You can have both roll up sides and them be inflated/insulated. How do I know? I have it growing on in my backyard tropical greenhouse in zone 6b. Our roll up sides open to about a 4-5 feet high opening and our greenhouse is 48' long × 20' wide so our side walls during summer have a 4-5' × 48' opening on both the west and east sides, our north wall is solid, covered it with our old swimming pool walls "metal siding" (price of metal siding is crazy). On the inside we got 2-3 inch thick 3'×3' styrofoam boards we sourced from our
local prairie farms recycling area for the insulation factor. And then after a summer of our styrofoam fading from the sun exposure. We finished cleaning up our old pool site and used the fabric you lay on the ground to then drape it over our styrofoam so it will last longer and hide the ghetto look inside the greenhouse with the black fabric (
solar gain-ish). Our south wall has a double door opening and we wiggle wired around it so we could also inflate our south facing wall. The whole thing is insulated as good as a greenhouse could be I think. Heck even our doors have styrofoam insulation packed into them.
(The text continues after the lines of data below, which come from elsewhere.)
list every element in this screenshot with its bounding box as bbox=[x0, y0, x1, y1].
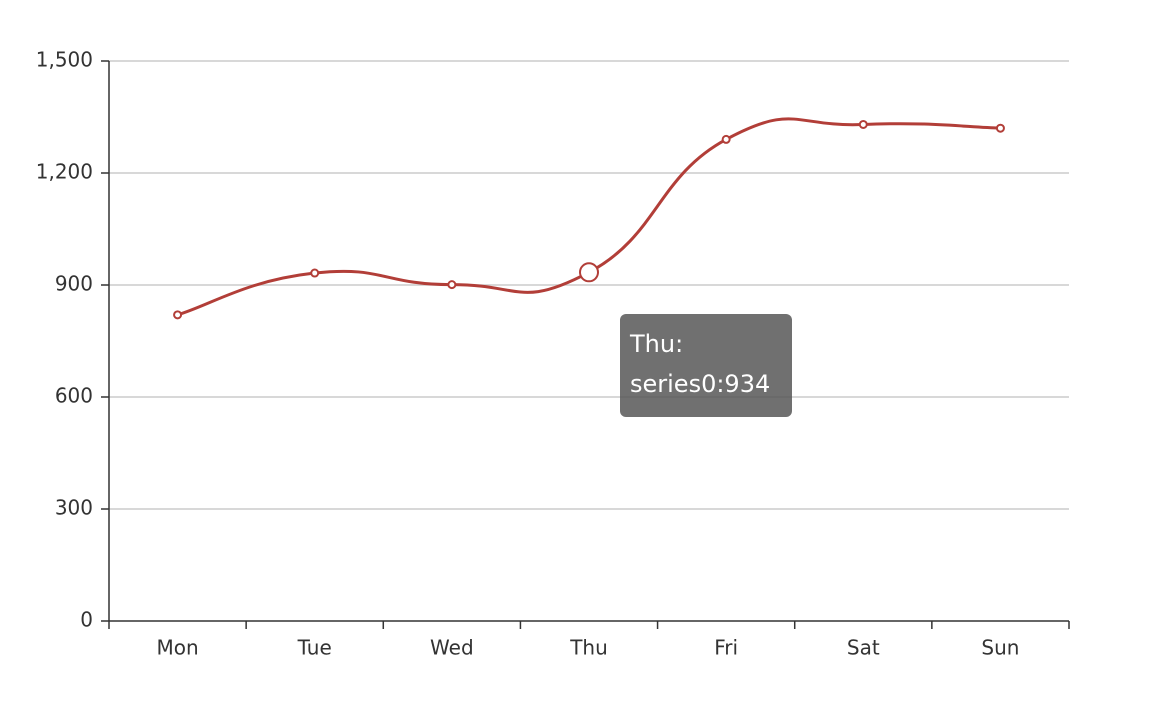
tooltip-box bbox=[620, 314, 792, 417]
tooltip: Thu: series0:934 bbox=[620, 314, 792, 417]
point bbox=[721, 134, 731, 144]
x-tick-label: Thu bbox=[569, 636, 608, 660]
x-tick-label: Sun bbox=[981, 636, 1019, 660]
x-tick-label: Wed bbox=[430, 636, 474, 660]
y-tick-label: 900 bbox=[55, 272, 93, 296]
y-tick-label: 1,500 bbox=[36, 48, 93, 72]
x-tick-label: Fri bbox=[714, 636, 738, 660]
tooltip-title: Thu: bbox=[629, 330, 683, 358]
y-tick-label: 300 bbox=[55, 496, 93, 520]
y-tick-label: 1,200 bbox=[36, 160, 93, 184]
point bbox=[579, 262, 599, 283]
y-tick-label: 600 bbox=[55, 384, 93, 408]
y-tick-label: 0 bbox=[80, 608, 93, 632]
x-tick-label: Tue bbox=[297, 636, 332, 660]
point bbox=[995, 123, 1005, 133]
x-tick-label: Sat bbox=[847, 636, 880, 660]
point bbox=[173, 310, 183, 320]
x-tick-label: Mon bbox=[156, 636, 198, 660]
tooltip-text: series0:934 bbox=[630, 370, 770, 398]
point bbox=[447, 280, 457, 290]
point bbox=[310, 268, 320, 278]
point bbox=[858, 119, 868, 129]
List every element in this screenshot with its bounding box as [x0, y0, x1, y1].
For getting the inflation set up there is a company called atlas greenhouse they
sell the inflation fans and the jumper tubes to go from roof to walls and so on. We have two of their inflation fans keeping our greenhouse inflated one at the north end(into east wall) then a jumper hose from south end of east wall into the ceiling/roof. Then we have another jumper at the north west corner of our roof going into north west end of west wall. Then another jumper hose from south west end of west wall into the south facing wall on the west side. And then we have our second inflation fan hooked up to south facing wall above our double doors. So the fans are blowing against each other but in turn keeping the greenhouse inflated because the forces of air are so far away from each other. We also have a double barrel
wood stove inside to keep things above 45°f all winter long. Even with this cold blast we got goi g on right now, it was 15°f this morning outside and I woke up to the temps in greenhouse at 52°f on north end by woodstove and 48°f at south end. So what we got going on is working for us. We have 3 jackfruit
trees (one has 4 jackfruits on it), 3 lemon trees, 2 avocado trees, 1 blood orange tree, 1 mango tree, and a bunch of small potted plants and other plants/flowers we wanted to overwinter. We have been doing this for 7 years now keeping the trees heated inside a greenhouse, this is our second year of our tropical trees actually being planted into the ground inside the greenhouse. We have the whole floor woodchipped @ about 6 inches deep. And the sides along the east and west walls we made mounds of chips about 16" deep and 16" wide for extra insulation. Next spring we plan to trench 30inches deep along the outside of our greenhouse to bury more styrofoam boards to insulate our ground temps inside greenhouse from the freezing ground temps just outside our greenhouse's border. We are going the distance for our tropical greenhouse on a budget too!!! I can post pictures of the setup if anyone is interested in a specific part of our setup.